Search code examples
c++cudanvcc

__CUDA__ undefined when running nvcc in for a .cu file


I am trying to compile a .cu file which includes a .cuh file with a templated device function using nvcc. That same .cuh file is also included from a .cpp, so I am trying to prevent the templated device function to be visible from the .cpp side. To do so I am using

foo.cuh

#if defined(__CUDA__) && defined(__CUDA_ARCH__)

template <typename T>
__device__ void foo(){...}
#endif

However, when I try to use the device function from a kernel, it says the function doesn't exist while compiling the .cu. The .cu compiles fine if I remove the __CUDA__ check, but in that case it fails later, when compiling the .cpp file.

Am I missing something in the check?


Solution

  • There is no __CUDA__ macro defined by nvcc. Therefore, unless you defined it somewhere using your own methodology (?) your #if directive will always be skipped.

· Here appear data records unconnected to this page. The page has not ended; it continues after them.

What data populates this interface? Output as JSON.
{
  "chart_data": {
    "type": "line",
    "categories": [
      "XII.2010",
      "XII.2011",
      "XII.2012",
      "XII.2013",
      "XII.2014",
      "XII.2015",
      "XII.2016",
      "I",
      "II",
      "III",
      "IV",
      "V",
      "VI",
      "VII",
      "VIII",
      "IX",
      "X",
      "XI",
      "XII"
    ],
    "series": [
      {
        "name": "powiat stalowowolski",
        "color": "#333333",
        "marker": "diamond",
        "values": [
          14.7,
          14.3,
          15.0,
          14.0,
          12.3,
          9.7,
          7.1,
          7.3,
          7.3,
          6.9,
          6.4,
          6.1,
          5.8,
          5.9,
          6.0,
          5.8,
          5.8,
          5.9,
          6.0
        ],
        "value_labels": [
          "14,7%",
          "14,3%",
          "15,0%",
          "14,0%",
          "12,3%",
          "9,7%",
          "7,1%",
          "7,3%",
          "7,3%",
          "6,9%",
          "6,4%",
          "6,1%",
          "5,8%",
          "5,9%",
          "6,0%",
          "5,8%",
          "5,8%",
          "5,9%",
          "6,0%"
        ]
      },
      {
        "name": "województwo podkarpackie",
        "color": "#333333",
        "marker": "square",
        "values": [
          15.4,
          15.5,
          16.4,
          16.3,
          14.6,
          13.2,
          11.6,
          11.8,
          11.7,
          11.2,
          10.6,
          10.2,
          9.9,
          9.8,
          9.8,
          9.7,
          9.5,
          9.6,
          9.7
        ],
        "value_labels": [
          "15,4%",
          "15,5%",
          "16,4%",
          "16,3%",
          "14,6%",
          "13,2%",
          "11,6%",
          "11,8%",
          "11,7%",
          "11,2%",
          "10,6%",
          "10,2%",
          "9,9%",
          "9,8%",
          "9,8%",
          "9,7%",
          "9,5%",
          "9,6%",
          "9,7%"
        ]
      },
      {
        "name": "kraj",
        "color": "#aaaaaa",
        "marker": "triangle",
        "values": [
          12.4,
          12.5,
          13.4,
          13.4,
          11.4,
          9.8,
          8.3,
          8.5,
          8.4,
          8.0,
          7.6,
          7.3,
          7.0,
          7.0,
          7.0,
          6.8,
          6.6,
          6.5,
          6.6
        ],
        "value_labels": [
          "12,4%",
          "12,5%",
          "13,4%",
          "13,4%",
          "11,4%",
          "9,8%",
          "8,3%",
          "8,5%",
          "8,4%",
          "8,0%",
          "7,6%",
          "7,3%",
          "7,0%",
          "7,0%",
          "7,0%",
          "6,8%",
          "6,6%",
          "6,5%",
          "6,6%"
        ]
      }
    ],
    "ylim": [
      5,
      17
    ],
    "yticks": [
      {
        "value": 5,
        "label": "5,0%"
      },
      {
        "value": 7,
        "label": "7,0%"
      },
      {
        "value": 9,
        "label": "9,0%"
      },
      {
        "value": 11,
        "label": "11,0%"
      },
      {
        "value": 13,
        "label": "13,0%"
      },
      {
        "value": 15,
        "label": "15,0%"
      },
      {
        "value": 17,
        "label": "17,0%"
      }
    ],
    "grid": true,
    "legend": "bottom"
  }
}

    Perhaps you want __CUDACC__?

    example:

    $ cat test.cuh
    #ifdef __CUDACC__
    __device__ void foo(){};
    #endif
    
    void f();
    
    $ cat main.cpp
    #include <test.cuh>
    
    int main(){
      f();
    }
    $ cat test.cu
    #include <test.cuh>
    __global__ void k(){foo();}
    
    void f(){
    
      k<<<1,1>>>();
      cudaDeviceSynchronize();
    }
    $ nvcc -I. -o test test.cu main.cpp
    $ g++  -I. -c main.cpp
    $ nvcc -I. -o test test.cu main.o
    $ compute-sanitizer ./test
    ========= COMPUTE-SANITIZER
    ========= ERROR SUMMARY: 0 errors
    $
    

    (the __CUDA_ARCH__ macro is not needed here either.)